“Here long ago ...
When to the lake’s sun-dimpled marge the bright procession wends,
The languid lilies raise their heads as though to greet their friends.”
—Wang Ch’ang Ling—circa A.D. 750.
Oh, there is a charm in China found nowhere else! You pass out of thronged streets into calm poetic retreats where the turmoil of life is hushed; for a brief spell life stands still.
But one turns back into the city, with its teeming inhabitants. A very up-to-date city it is, with its schools, hospitals, museums, arsenal, barracks, and soldiers’ institute,[2] etc., etc. Its commercial interests are increasing by leaps and bounds, now that it is linked by the railways with Peking and Tientsin on the north, with Nanking and Shanghai on the south, and with Chingtao and the sea on the east. But what interested us most of all was the Shantung Christian University, with its School of Medicine, one of the most important schools in China. It is emphatically a union college, being supported by nine different missions, British, Canadian and American. The teaching staff is approximately twenty-six, and the students about one hundred, with some forty-five in the pre-medical department of the School of Arts and Science. Already more than one hundred graduates are practising in Mission, Government and Civil employment.
The training is of a high order, each member of the faculty a specialist in his own department: the teaching is in Mandarin Chinese, but all the students learn English, largely on account of having access to English textbooks. The large well-appointed hospital may not be so imposing in appearance as some of the American institutions, but it is second to none in the work done within its walls. The approximate annual cost of the medical school is Mex. $225,000 (£25,000). It is of paramount importance that all British educational work in China to-day should be impeccable in quality, but the problem is where to find the necessary men and money.

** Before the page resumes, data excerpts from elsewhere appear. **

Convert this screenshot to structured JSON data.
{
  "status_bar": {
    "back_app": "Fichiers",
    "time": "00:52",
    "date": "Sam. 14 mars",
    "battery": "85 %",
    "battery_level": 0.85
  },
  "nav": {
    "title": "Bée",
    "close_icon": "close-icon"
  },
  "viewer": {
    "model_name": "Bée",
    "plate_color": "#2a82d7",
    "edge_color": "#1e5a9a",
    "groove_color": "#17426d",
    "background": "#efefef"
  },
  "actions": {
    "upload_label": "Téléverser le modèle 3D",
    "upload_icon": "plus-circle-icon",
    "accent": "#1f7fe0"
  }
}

Far more than five million dollars have been spent in building and equipping mission hospitals in China,[3] and it is high time that native men of means should take up the work, either by supporting such institutions as the above, or by undertaking similar ones. The Government of China is only beginning this herculean task, but in many respects it is better that private initiative should be active in hospital work, because the human touch is of infinite value where suffering humanity is concerned.
An interesting extension work has recently become part of the university, namely the Institute, and has proved a great draw to people of all classes. It was originally started by the British Baptist Mission at Tsingchoufu in 1887; it is a sort of glorified museum for the special purpose of making known Western ideas on all the varied sides of life, and promoting a spirit of brotherhood. You go into an airy, well-lighted hall and are confronted with glass cases containing models such as are not to be found elsewhere, and as interesting as they are novel. For instance, there is a large wooded surface with a heavy shower of rain (in the shape of fine glass rods) falling on it, while alongside are barren rocky slopes, bespeaking the land where no rain falls. Who could possibly look at this exhibit without asking the meaning, especially when there is some one at hand eager to talk about afforestation? Incidentally, it may be mentioned that the Government is beginning to take up this subject in all parts of China, and sorely needs the intelligent interest and co-operation of the people in order to ensure success.